The ratio of bullshit to money, in other words, has not been favorable. “Then came the money through a plug,” Bada$$ writes on the new album, “it’s a shame this ain’t enough.” The first three tracks of B4.DA.$$ form a loose narrative. The album begins with the excellent “Save the Children,” which features a confident Bada$$ gliding over a sermonic sample that suggests that we should, well, save the children. The introlude, “Greenbax,” slyly picks up where the opener leaves off, with actual children boasting: “selling candy, getting money, making the greenbacks.” If it isn’t obvious here that Bada$$ is leveraging a serious complaint against late capitalist culture (he laughs off being called a Marxist), then everything becomes pellucidly clear on “Paper Trail$,” the album’s third and best track. “Cash ruins everything around me,” Bada$$ mopes before sing-songing, “It’s the dollar, dollar bill/ It’s the dollar bill that kills y’all.”

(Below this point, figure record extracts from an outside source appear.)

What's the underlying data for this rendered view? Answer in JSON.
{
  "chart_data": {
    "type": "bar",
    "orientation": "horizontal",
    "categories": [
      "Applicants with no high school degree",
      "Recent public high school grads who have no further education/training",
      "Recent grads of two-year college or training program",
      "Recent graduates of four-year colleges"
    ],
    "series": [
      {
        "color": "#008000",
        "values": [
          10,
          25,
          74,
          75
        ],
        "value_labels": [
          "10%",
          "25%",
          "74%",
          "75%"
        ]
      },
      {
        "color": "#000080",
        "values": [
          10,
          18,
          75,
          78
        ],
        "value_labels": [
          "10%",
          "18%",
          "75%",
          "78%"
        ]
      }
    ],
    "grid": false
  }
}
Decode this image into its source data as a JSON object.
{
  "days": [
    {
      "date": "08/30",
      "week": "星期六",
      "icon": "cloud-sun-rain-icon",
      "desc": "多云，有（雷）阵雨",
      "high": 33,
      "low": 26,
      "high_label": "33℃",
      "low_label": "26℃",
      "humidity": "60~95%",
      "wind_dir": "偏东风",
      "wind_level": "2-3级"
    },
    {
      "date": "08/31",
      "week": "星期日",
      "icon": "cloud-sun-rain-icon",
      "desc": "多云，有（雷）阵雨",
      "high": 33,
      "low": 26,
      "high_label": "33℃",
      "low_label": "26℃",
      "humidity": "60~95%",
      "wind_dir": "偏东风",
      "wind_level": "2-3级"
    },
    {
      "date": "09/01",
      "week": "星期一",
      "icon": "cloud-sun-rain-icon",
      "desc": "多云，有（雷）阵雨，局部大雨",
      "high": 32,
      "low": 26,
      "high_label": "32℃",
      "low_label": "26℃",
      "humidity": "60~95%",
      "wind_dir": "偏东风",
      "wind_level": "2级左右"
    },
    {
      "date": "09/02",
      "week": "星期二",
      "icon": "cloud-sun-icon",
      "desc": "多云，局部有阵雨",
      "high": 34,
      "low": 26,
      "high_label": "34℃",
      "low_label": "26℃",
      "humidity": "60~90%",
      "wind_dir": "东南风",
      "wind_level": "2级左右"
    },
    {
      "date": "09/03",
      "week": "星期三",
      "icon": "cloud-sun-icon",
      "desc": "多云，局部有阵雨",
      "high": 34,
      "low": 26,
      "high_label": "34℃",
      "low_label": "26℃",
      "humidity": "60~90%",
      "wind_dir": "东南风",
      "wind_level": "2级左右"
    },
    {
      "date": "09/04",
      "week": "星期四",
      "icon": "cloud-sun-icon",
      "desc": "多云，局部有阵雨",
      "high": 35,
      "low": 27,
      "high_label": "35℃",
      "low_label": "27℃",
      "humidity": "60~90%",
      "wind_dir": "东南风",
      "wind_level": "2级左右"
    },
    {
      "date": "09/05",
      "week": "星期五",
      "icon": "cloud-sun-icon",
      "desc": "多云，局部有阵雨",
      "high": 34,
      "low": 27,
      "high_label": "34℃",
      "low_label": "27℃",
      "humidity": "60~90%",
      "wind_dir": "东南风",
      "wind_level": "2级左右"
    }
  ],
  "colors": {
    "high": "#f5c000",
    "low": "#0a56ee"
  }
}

Then he follows it up with another amazing letter. “Piece of Mind” — which alludes to Nas’ “One Love,” a prison letter song from Illmatic — begins with a recording of Bada$$ talking to his friend who is presumably in jail; by the end of the second verse, the track has become a love letter to NYC, with sidelong references even to competitor rappers like Schoolboy Q. The nearly narrative quality of the track is so welcoming and enjoyable that it has almost an adverse effect on the remainder of the record. It’s a curious problem that the best disciples of Biggie and Nas, like Pusha T, too often shy away from narrative. If I have one major complaint about B4.DA.$$, it’s the lack of storytelling.

One complaint I don’t have: the production doesn’t bother me overmuch. In almost every review of a Joey Bada$$ record, you’ll find the critic grandstanding about the life or death of “boom-bap” production. On B4.DA.$$, this discussion doesn’t really register. From DJ Premier to Statik Selektah, nearly every producer on the album manages to deepen and broaden the decidedly throwback sound, which is routinely solid if never mind-blowing. The one question mark is Chuck Stranger’s insane, swirling “Escape 120,” which almost sounds like a Prodigy track. I honestly can’t tell you whether it’s amazing or terrible.

No, B4.DA.$$ is not Illmatic; nor are conditions in rap favorable for such an album. And, anyway, Bada$$’s 1999 was already shocking enough for a debut. It’s clear, though, that this album represents a major progression for Joey Bada$$. After the suicide of his friend Capital Steez — the young and talented if (justifiably) paranoiac rapper who provided Pro Era with much of its symbology — Bada$$ shifted to a more aggressive flow that betrayed his youth. On Summer Knights in particular, the pain caused by his friend’s death plainly manifested as anger. This is no longer the case. B4.DA.$$ represents an empathetic step forward, one where the most complex themes in rap — race, money, friendship — rub shoulders in every track.